“姑娘,啊,夫人,刚才是我不对,是我迷了心窍,我根本就没有对您有任何不轨的行为,您就行行好,放了我吧,我告诉你们,我把什么都告诉你们!”
容俏本来还以为回鹘人都剽悍善战,至少也应该有些骨气,现在看起来,这人却是真真切切的欺软怕硬的软脚虾。
容俏见此白了一眼,冷冷道:“你刚才说话的时候怎么不记得好好说,现在知道流口德了?”
容俏虽然没有明指,但这人也知道她是在埋怨自己辱骂赵沧是野种的事,连忙喊道:“是是是,之前是我不留口德,得罪了二位!我才是野种!”
赵沧听容俏这么说,也知道容俏生的气不是为了自己,也是为了他,她见不得别人说自己的不好。
“我名叫嘉利可,现在专门为王族研制蛊毒,我们是因为你们王室有争端才过来的,想要通过控制你们来控制以后的整个国家,以有利于我们王族大王的入侵!”
见两个人都没有什么善罢甘休的意思,面前的人竟然为了保命而自己把所有的话都说了出来。
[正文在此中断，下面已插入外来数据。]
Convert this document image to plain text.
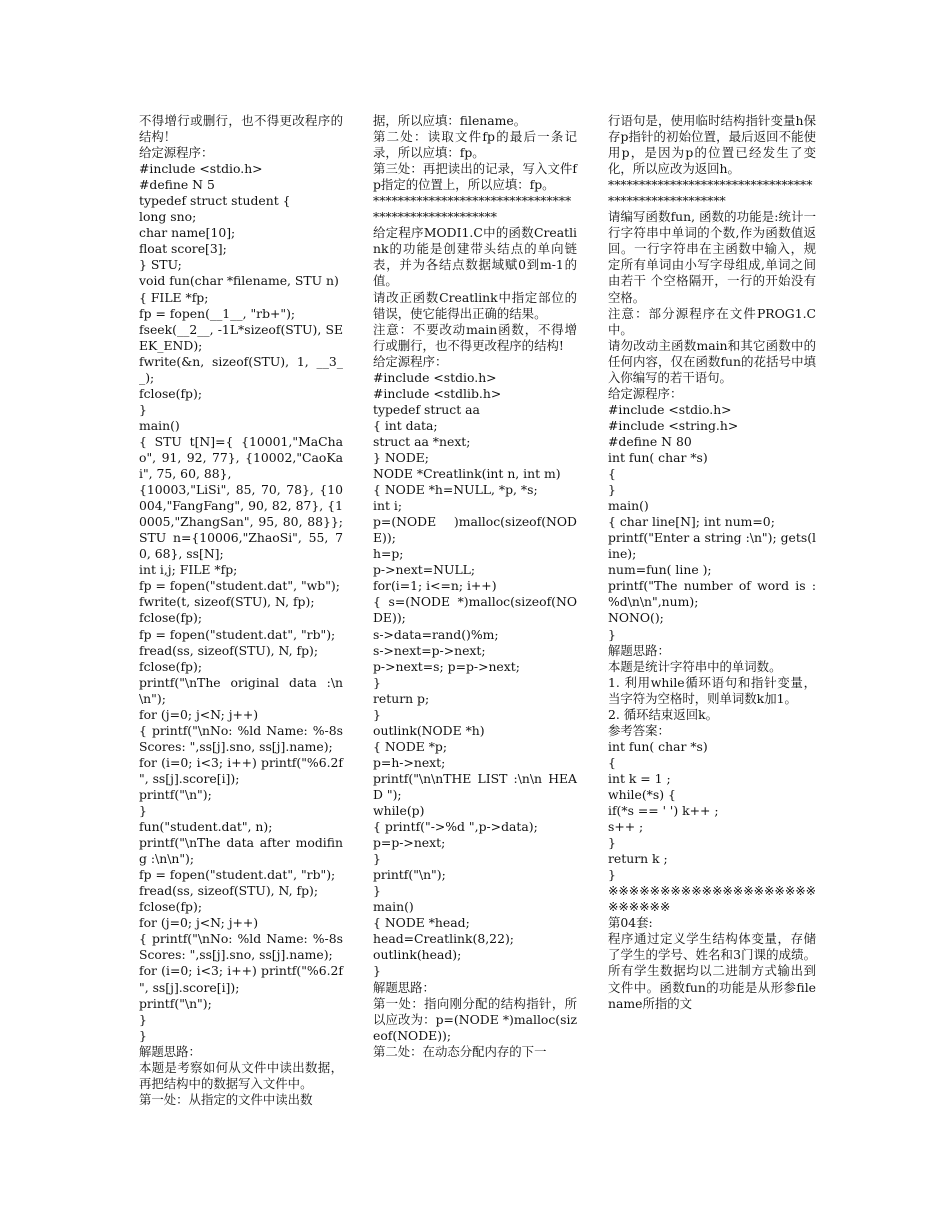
不得增行或删行，也不得更改程序的结构！
给定源程序：
#include <stdio.h>
#define N 5
typedef struct student {
long sno;
char name[10];
float score[3];
} STU;
void fun(char *filename, STU n)
{ FILE *fp;
fp = fopen(__1__, "rb+");
fseek(__2__, -1L*sizeof(STU), SEEK_END);
fwrite(&n, sizeof(STU), 1, __3__);
fclose(fp);
}
main()
{ STU t[N]={ {10001,"MaChao", 91, 92, 77}, {10002,"CaoKai", 75, 60, 88},
{10003,"LiSi", 85, 70, 78}, {10004,"FangFang", 90, 82, 87}, {10005,"ZhangSan", 95, 80, 88}}; STU n={10006,"ZhaoSi", 55, 70, 68}, ss[N];
int i,j; FILE *fp;
fp = fopen("student.dat", "wb");
fwrite(t, sizeof(STU), N, fp);
fclose(fp);
fp = fopen("student.dat", "rb");
fread(ss, sizeof(STU), N, fp);
fclose(fp);
printf("\nThe original data :\n\n");
for (j=0; j<N; j++)
{ printf("\nNo: %ld Name: %-8s Scores: ",ss[j].sno, ss[j].name);
for (i=0; i<3; i++) printf("%6.2f ", ss[j].score[i]);
printf("\n");
}
fun("student.dat", n);
printf("\nThe data after modifing :\n\n");
fp = fopen("student.dat", "rb");
fread(ss, sizeof(STU), N, fp);
fclose(fp);
for (j=0; j<N; j++)
{ printf("\nNo: %ld Name: %-8s Scores: ",ss[j].sno, ss[j].name);
for (i=0; i<3; i++) printf("%6.2f ", ss[j].score[i]);
printf("\n");
}
}
解题思路：
本题是考察如何从文件中读出数据，再把结构中的数据写入文件中。
第一处：从指定的文件中读出数
据，所以应填：filename。
第二处：读取文件fp的最后一条记录，所以应填：fp。
第三处：再把读出的记录，写入文件fp指定的位置上，所以应填：fp。
****************************************************
给定程序MODI1.C中的函数Creatlink的功能是创建带头结点的单向链表，并为各结点数据域赋0到m-1的值。
请改正函数Creatlink中指定部位的错误，使它能得出正确的结果。
注意：不要改动main函数，不得增行或删行，也不得更改程序的结构!
给定源程序：
#include <stdio.h>
#include <stdlib.h>
typedef struct aa
{ int data;
struct aa *next;
} NODE;
NODE *Creatlink(int n, int m)
{ NODE *h=NULL, *p, *s;
int i;
p=(NODE )malloc(sizeof(NODE));
h=p;
p->next=NULL;
for(i=1; i<=n; i++)
{ s=(NODE *)malloc(sizeof(NODE));
s->data=rand()%m;
s->next=p->next;
p->next=s; p=p->next;
}
return p;
}
outlink(NODE *h)
{ NODE *p;
p=h->next;
printf("\n\nTHE LIST :\n\n HEAD ");
while(p)
{ printf("->%d ",p->data);
p=p->next;
}
printf("\n");
}
main()
{ NODE *head;
head=Creatlink(8,22);
outlink(head);
}
解题思路：
第一处：指向刚分配的结构指针，所以应改为：p=(NODE *)malloc(sizeof(NODE));
第二处：在动态分配内存的下一
行语句是，使用临时结构指针变量h保存p指针的初始位置，最后返回不能使用p，是因为p的位置已经发生了变化，所以应改为返回h。
****************************************************
请编写函数fun, 函数的功能是:统计一行字符串中单词的个数,作为函数值返 回。一行字符串在主函数中输入，规定所有单词由小写字母组成,单词之间由若干 个空格隔开，一行的开始没有空格。
注意：部分源程序在文件PROG1.C中。
请勿改动主函数main和其它函数中的任何内容，仅在函数fun的花括号中填入你编写的若干语句。
给定源程序：
#include <stdio.h>
#include <string.h>
#define N 80
int fun( char *s)
{
}
main()
{ char line[N]; int num=0;
printf("Enter a string :\n"); gets(line);
num=fun( line );
printf("The number of word is : %d\n\n",num);
NONO();
}
解题思路：
本题是统计字符串中的单词数。
1. 利用while循环语句和指针变量，当字符为空格时，则单词数k加1。
2. 循环结束返回k。
参考答案：
int fun( char *s)
{
int k = 1 ;
while(*s) {
if(*s == ' ') k++ ;
s++ ;
}
return k ;
}
※※※※※※※※※※※※※※※※※※※※※※※※※※
第04套:
程序通过定义学生结构体变量，存储了学生的学号、姓名和3门课的成绩。所有学生数据均以二进制方式输出到文件中。函数fun的功能是从形参filename所指的文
当然,两个人抱着没有挨打就不一定说实话的态度,一个背过身去,一个对他狠追猛打,看看能不能问出其他什么有价值的东西。
另一边现在却是一阵寂静,梁铮拿着能救娇娘命的小瓶子站在门旁边,脖子上却是已经夹着暗卫的利剑,甚至都有了些血色,只要他一动,这剑就能立刻要了他的命似的。
而另一面小个子男人却是前胸紧紧的贴在地上,背上踏着一只娇足,憋红了的脸上满满的全都是惊讶,全然不知道这几个人为什么不是计划中所想的那样已经被他们所控制了。
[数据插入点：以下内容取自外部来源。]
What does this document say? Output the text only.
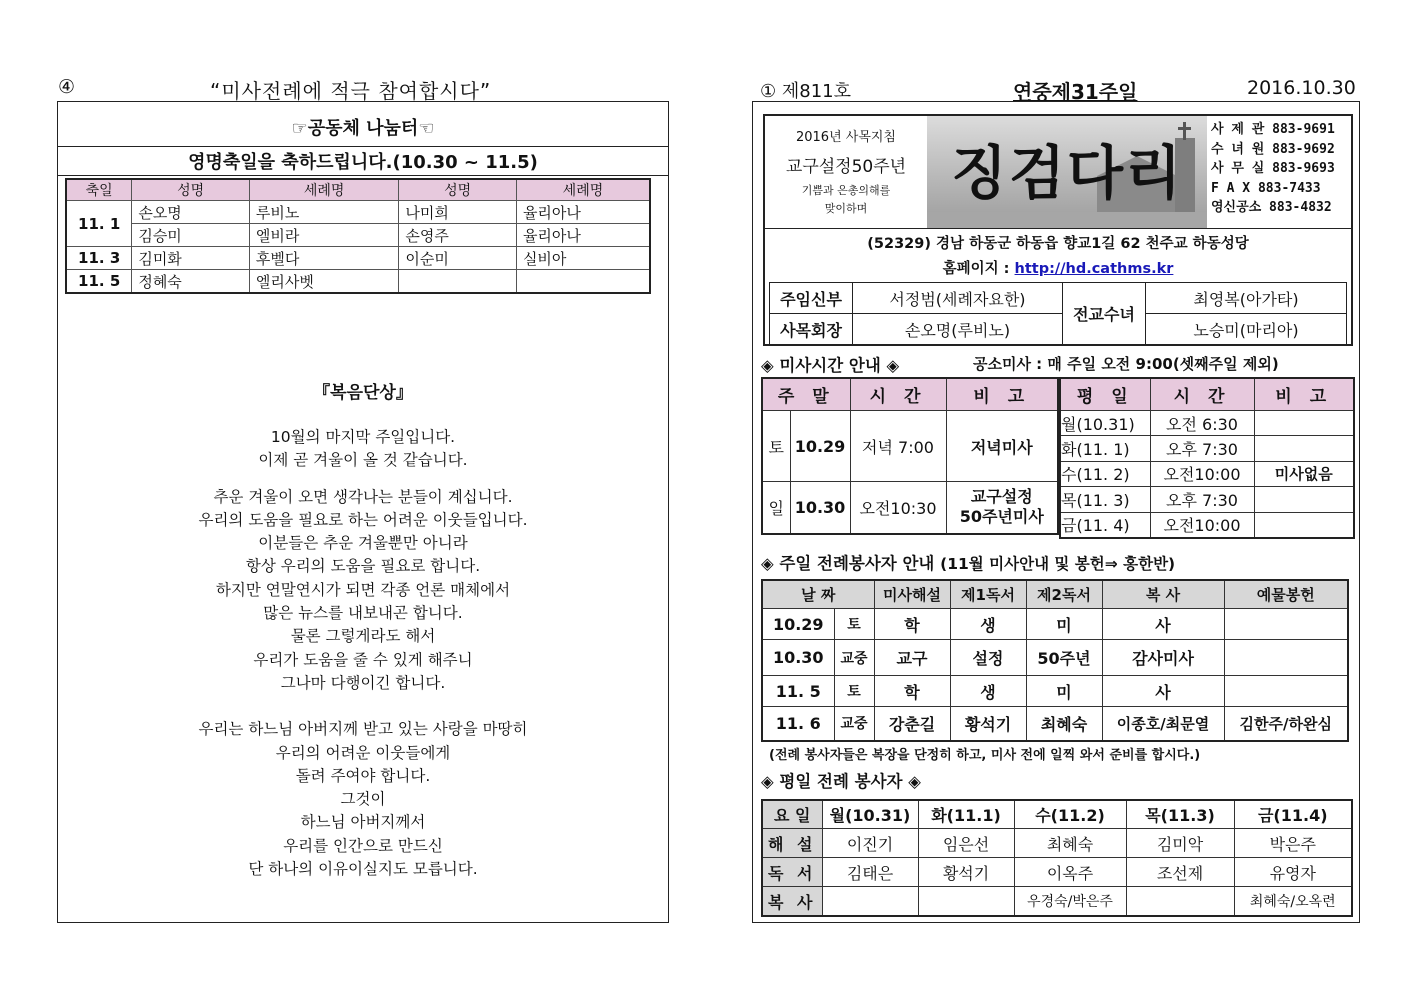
④	“미사전례에 적극 참여합시다”
☞공동체 나눔터☜
영명축일을 축하드립니다.(10.30 ~ 11.5)
축일	성명	세례명	성명	세례명
11. 1	손오명	루비노	나미희	율리아나
	김승미	엘비라	손영주	율리아나
11. 3	김미화	후벨다	이순미	실비아
11. 5	정혜숙	엘리사벳		
『복음단상』
10월의 마지막 주일입니다.
이제 곧 겨울이 올 것 같습니다.
추운 겨울이 오면 생각나는 분들이 계십니다.
우리의 도움을 필요로 하는 어려운 이웃들입니다.
이분들은 추운 겨울뿐만 아니라
항상 우리의 도움을 필요로 합니다.
하지만 연말연시가 되면 각종 언론 매체에서
많은 뉴스를 내보내곤 합니다.
물론 그렇게라도 해서
우리가 도움을 줄 수 있게 해주니
그나마 다행이긴 합니다.
우리는 하느님 아버지께 받고 있는 사랑을 마땅히
우리의 어려운 이웃들에게
돌려 주여야 합니다.
그것이
하느님 아버지께서
우리를 인간으로 만드신
단 하나의 이유이실지도 모릅니다.
① 제811호	연중제31주일	2016.10.30
2016년 사목지침
교구설정50주년
기쁨과 은총의해를
맞이하며
징검다리
사 제 관 883-9691
수 녀 원 883-9692
사 무 실 883-9693
F A X 883-7433
영신공소 883-4832
(52329) 경남 하동군 하동읍 향교1길 62 천주교 하동성당
홈페이지 : http://hd.cathms.kr
주임신부	서정범(세례자요한)	전교수녀	최영복(아가타)
사목회장	손오명(루비노)		노승미(마리아)
◈ 미사시간 안내 ◈	공소미사 : 매 주일 오전 9:00(셋째주일 제외)
주 말		시 간	비 고
토	10.29	저녁 7:00	저녁미사
일	10.30	오전10:30	교구설정
50주년미사
평 일	시 간	비 고
월(10.31)	오전 6:30	
화(11. 1)	오후 7:30	
수(11. 2)	오전10:00	미사없음
목(11. 3)	오후 7:30	
금(11. 4)	오전10:00	
◈ 주일 전례봉사자 안내 (11월 미사안내 및 봉헌⇒ 홍한반)
날 짜		미사해설	제1독서	제2독서	복 사	예물봉헌
10.29	토	학	생	미	사	
10.30	교중	교구	설정	50주년	감사미사	
11. 5	토	학	생	미	사	
11. 6	교중	강춘길	황석기	최혜숙	이종호/최문열	김한주/하완심
(전례 봉사자들은 복장을 단정히 하고, 미사 전에 일찍 와서 준비를 합시다.)
◈ 평일 전례 봉사자 ◈
요 일	월(10.31)	화(11.1)	수(11.2)	목(11.3)	금(11.4)
해 설	이진기	임은선	최혜숙	김미악	박은주
독 서	김태은	황석기	이옥주	조선제	유영자
복 사			우경숙/박은주		최혜숙/오옥련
就在他确定几个人已经中了蛊,给了梁铮解药的时候,电光火石的一闪,不到一息的时间,他本来已经放下了的心已经被架在火上烤了。
“怎么,很吃惊,我们几个怎么没有中毒?恩?”
左思思看着自己脚下不断挣扎的小个子,嗤笑了一声,揪起他的头发来问道:“说说吧,到底是谁派你来的,又有什么阴谋,都知道些什么,跟这家驿馆又是什么关系!”
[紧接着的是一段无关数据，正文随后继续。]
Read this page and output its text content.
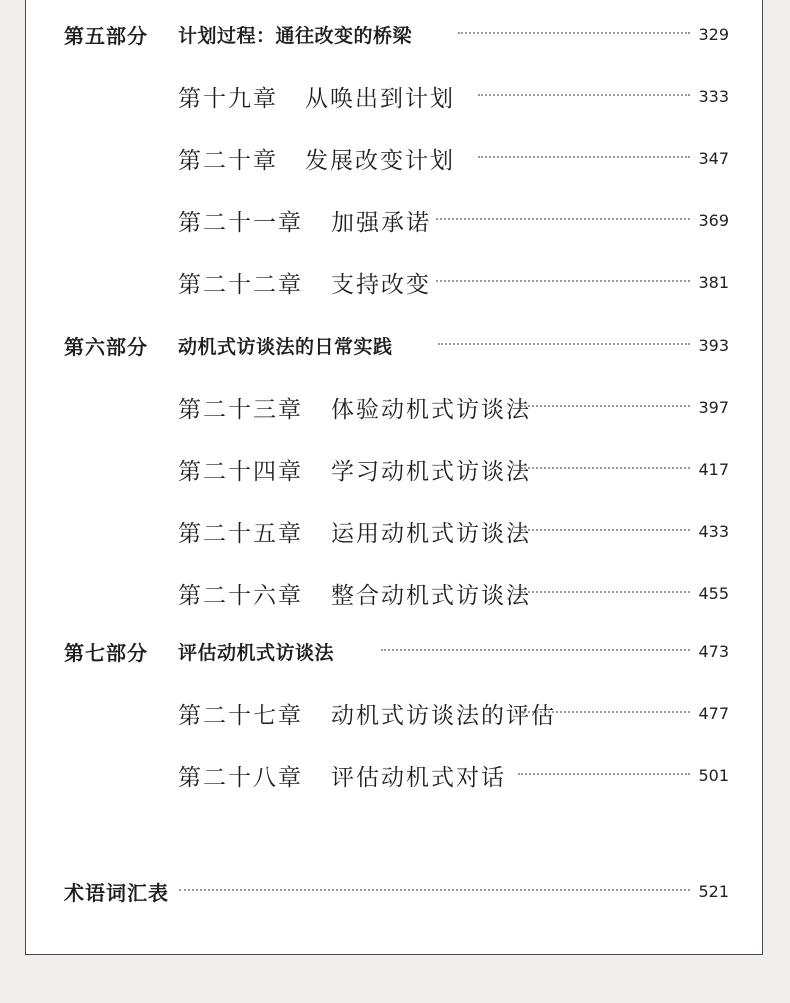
第五部分 计划过程：通往改变的桥梁	329
第十九章 从唤出到计划	333
第二十章 发展改变计划	347
第二十一章 加强承诺	369
第二十二章 支持改变	381
第六部分 动机式访谈法的日常实践	393
第二十三章 体验动机式访谈法	397
第二十四章 学习动机式访谈法	417
第二十五章 运用动机式访谈法	433
第二十六章 整合动机式访谈法	455
第七部分 评估动机式访谈法	473
第二十七章 动机式访谈法的评估	477
第二十八章 评估动机式对话	501
术语词汇表	521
赵玉瑾看着自己面前完全没有姑娘样子的左思思,心下叹息了一声,这些事情即使不是护卫来干,也应该是他来干吧?
小个子男人听了只不过是吐了一口痰,眼神凌厉的看这左思思,仿佛要把她千刀万剐,他可没想到,这相府的小姐果然像传闻所说的那样,身手矫健为人剽悍,甚至连他们回鹘的女子也不及一二。
“我没有什么好说的,要杀要剐悉听尊便!”
这男子一口汉语有些绕口,但这骨子倒是挺硬的,没想到这么小的身板,还能够毫无畏惧的跟自己这一群人抗衡,赵玉瑾的眼睛里倒是多了几分崇敬。
有几个上位者不喜欢贤臣的呢?
小个子男人看起来强硬,可是心里面却已经是一片的凄凉,知道自己这次出来的任务是做不成了,不能为王族继续尽忠,况且……想起那边屋子里面的那个人,心里又是一紧,那人向来懂得见风使舵,现在不知道有没有把两个人的信息透露出去,那个软骨头!
“他不说的话,那你来说说吧,梁铮是吧?”
左思思也是打架出来的,一见这个人这副架势,就知道他的嘴一般是撬不开的,转而把目光投向一边的梁铮。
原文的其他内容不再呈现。